The joy of the Criterion Collection’s Eclipse Series is in its presentation of hard-to-locate quality films at level-headed prices. There are 16 sets in the Eclipse Series thus far, with movies from Ingmar Bergman, Akira Kurosawa, and Yasujiro Ozu among those featured. The latest presentation from Criterion’s Eclipse Series features films from producer/director/writer Alexander Korda.
Korda made a name for himself through his production company, London Films, and infused the 1930s with a sense of satire and lush narration. His main focus was on history, with a magnificent taste for grand historical drama and mythical subjects.
Eclipse Series 16: Alexander Korda’s Private Lives takes a look behind-the-scenes (and sometimes into the bedrooms) of some of history’s most important, mesmerizing people. Korda’s usual satirical license is well intact, too, so these films present a view of history you are not likely to find anywhere else. His examination of history is less about factual presentation and more about telling a vibrant, grand story.
Korda, born in Hungary, rose through the ranks to become one of British cinema’s most popular filmmakers. In 1942, he was the first film director to ever be knighted. Korda had tremendous success as a producer, too, rolling out such films as 1939’s The Four Feathers and 1949’s Carol Reed-directed picture The Third Man.
The Eclipse Series 16: Alexander Korda’s Private Lives set features four films: The Private Life of Henry VIII, The Rise of Catherine the Great, The Private Life of Don Juan, and Rembrandt. As with other box sets in the Eclipse Series, there are no special features and the movies are not remastered.

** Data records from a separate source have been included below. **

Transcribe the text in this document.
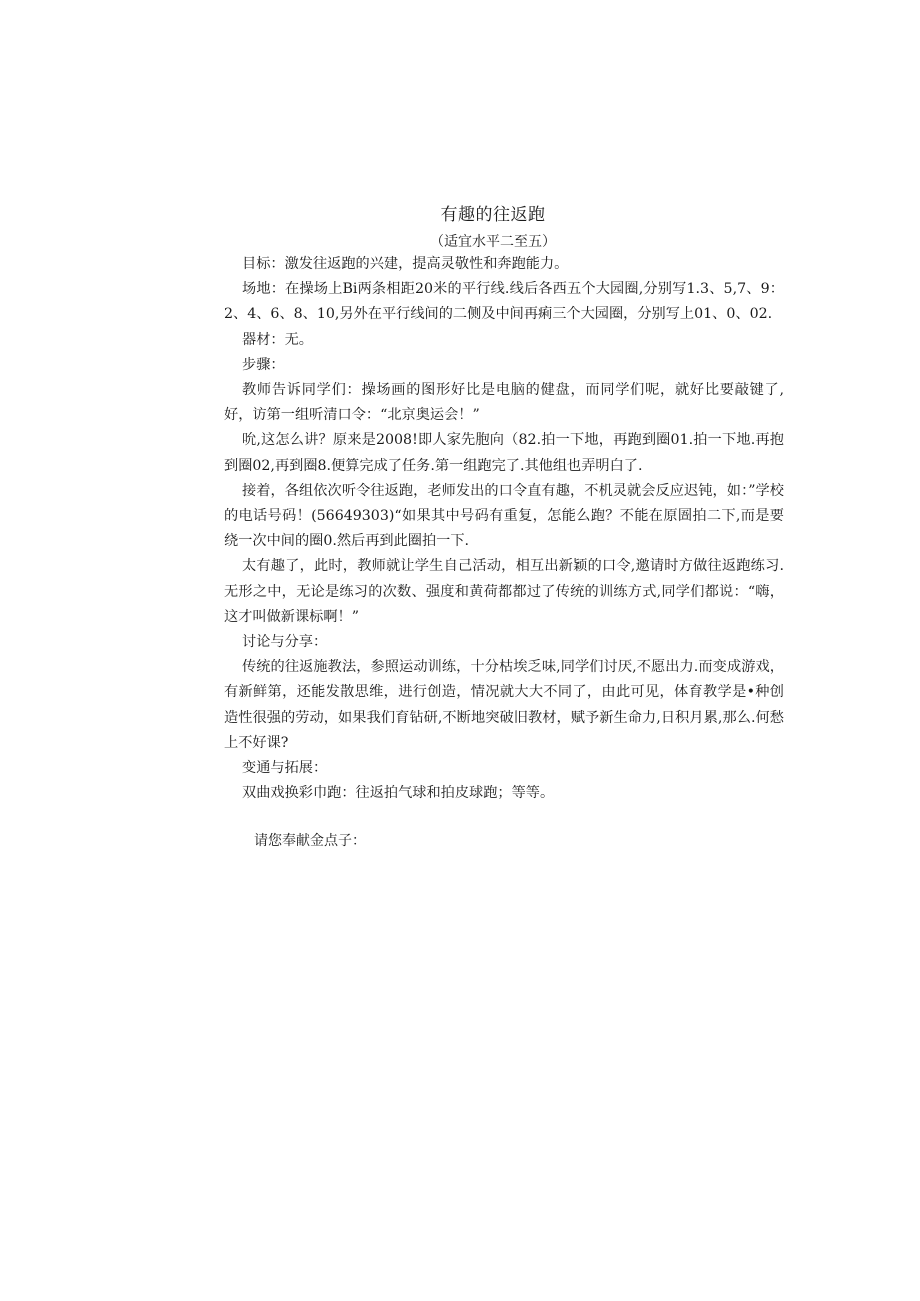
有趣的往返跑
（适宜水平二至五）

目标：激发往返跑的兴建，提高灵敬性和奔跑能力。

场地：在操场上Bi两条相距20米的平行线.线后各西五个大园圈,分别写1.3、5,7、9：2、4、6、8、10,另外在平行线间的二侧及中间再痢三个大园圈，分别写上01、0、02.

器材：无。

步骤：

教师告诉同学们：操场画的图形好比是电脑的健盘，而同学们呢，就好比要敲键了,好，访第一组听清口令：“北京奥运会！”

吮,这怎么讲？原来是2008!即人家先胞向（82.拍一下地，再跑到圈01.拍一下地.再抱到圈02,再到圈8.便算完成了任务.第一组跑完了.其他组也弄明白了.

接着，各组依次听令往返跑，老师发出的口令直有趣，不机灵就会反应迟钝，如：”学校的电话号码！(56649303)“如果其中号码有重复，怎能么跑？不能在原圄拍二下,而是要绕一次中间的圈0.然后再到此圈拍一下.

太有趣了，此时，教师就让学生自己活动，相互出新颖的口令,邀请时方做往返跑练习.无形之中，无论是练习的次数、强度和黄荷都都过了传统的训练方式,同学们都说：“嗨，这才叫做新课标啊！”

讨论与分享：

传统的往返施教法，参照运动训练，十分枯埃乏味,同学们讨厌,不愿出力.而变成游戏，有新鲜第，还能发散思维，进行创造，情况就大大不同了，由此可见，体育教学是•种创造性很强的劳动，如果我们育钻研,不断地突破旧教材，赋予新生命力,日积月累,那么.何愁上不好课?

变通与拓展：

双曲戏换彩巾跑：往返拍气球和拍皮球跑；等等。

请您奉献金点子：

This is to help keep things affordable while still exposing audiences to some lesser-known works.
Of course, Korda’s The Private Life of Henry VIII is probably fairly familiar. This motion picture, the first British film to be nominated for the Academy Award for Best Picture, stars Charles Laughton in the iconic role. Laughton won an Oscar for his performance and really does the king proud in a larger-than-life production that often borders on the outrageous.